Os estudos sobre branquitude emergiram como tema de pesquisa nos Estados Unidos a partir da década de 1990, com o objetivo de transferir o olhar dos estudos sobre raça “das margens para o centro”, trazendo à tona os processos de construção da identidade racial branca (STEYN, 2004, p. 121). Esse deslocamento nos provoca a pensar o racismo como um fenômeno que considera as estruturas de poder e que envolve todas as pessoas: negros, brancos e outros grupos étnico- raciais. Relacionando raça com as diversas formas de dominação, para além de posturas individuais, percebemos a garantia e perpetuação de privilégios estruturais e simbólicos para o grupo dos brancos.

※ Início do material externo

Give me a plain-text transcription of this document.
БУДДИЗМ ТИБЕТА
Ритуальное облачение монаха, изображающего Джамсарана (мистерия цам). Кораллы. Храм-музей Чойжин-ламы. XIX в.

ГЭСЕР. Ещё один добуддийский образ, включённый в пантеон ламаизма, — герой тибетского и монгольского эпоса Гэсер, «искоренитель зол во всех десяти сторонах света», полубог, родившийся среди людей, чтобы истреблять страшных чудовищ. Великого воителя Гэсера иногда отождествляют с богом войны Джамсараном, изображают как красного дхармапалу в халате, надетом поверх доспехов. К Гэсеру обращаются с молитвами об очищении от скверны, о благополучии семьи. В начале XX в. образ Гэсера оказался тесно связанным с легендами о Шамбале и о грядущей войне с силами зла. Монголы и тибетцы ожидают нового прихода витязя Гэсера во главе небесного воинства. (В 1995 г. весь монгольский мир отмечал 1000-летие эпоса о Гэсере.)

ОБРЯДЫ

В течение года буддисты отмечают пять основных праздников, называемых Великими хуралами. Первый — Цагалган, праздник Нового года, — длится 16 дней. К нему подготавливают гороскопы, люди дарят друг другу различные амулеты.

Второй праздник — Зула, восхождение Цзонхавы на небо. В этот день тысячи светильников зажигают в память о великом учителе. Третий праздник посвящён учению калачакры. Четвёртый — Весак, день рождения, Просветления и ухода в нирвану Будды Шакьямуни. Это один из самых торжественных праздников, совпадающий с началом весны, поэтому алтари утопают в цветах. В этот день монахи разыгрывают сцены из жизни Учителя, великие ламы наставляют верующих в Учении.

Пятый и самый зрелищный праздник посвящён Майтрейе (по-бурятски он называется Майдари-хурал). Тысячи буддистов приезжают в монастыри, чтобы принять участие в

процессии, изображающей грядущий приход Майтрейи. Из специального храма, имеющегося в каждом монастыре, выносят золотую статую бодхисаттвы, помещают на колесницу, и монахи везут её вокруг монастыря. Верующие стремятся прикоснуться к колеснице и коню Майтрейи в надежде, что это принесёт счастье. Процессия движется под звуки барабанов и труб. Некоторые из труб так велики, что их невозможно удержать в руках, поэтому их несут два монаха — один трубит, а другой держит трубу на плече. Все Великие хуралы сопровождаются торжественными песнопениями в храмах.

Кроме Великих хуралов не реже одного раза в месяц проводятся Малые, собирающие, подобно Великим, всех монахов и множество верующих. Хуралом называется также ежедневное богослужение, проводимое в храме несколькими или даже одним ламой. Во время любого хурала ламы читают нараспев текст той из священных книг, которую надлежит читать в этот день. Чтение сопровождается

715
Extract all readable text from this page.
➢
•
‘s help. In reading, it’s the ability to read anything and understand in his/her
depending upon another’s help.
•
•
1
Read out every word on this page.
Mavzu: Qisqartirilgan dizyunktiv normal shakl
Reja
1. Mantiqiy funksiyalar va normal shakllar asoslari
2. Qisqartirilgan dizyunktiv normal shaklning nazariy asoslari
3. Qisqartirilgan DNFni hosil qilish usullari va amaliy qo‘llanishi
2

Autoras e autores brancos norteamericanos são comumente citados como os precursores desses estudos (DYER, 1998; ROEDINGER, 1990; HARRIS, 1993; ALLEN, 1994; FRANKENBERG, 1995). Alguns autores apontam também pesquisadores negros do início do século XX, como W. E. B. Du Bois, como importantes para a discussão da supremacia branca, um dos pontos fundamentais na conceituação de branquitude, sugerindo que a origem desses estudos seria muito mais antiga do que se supõe. Além disso, podemos considerar que a discussão sobre as relações raciais nos processos de construção das identidades necessariamente traz em seu bojo, mesmo que implicitamente, as dimensões do privilégio associado à identidade branca.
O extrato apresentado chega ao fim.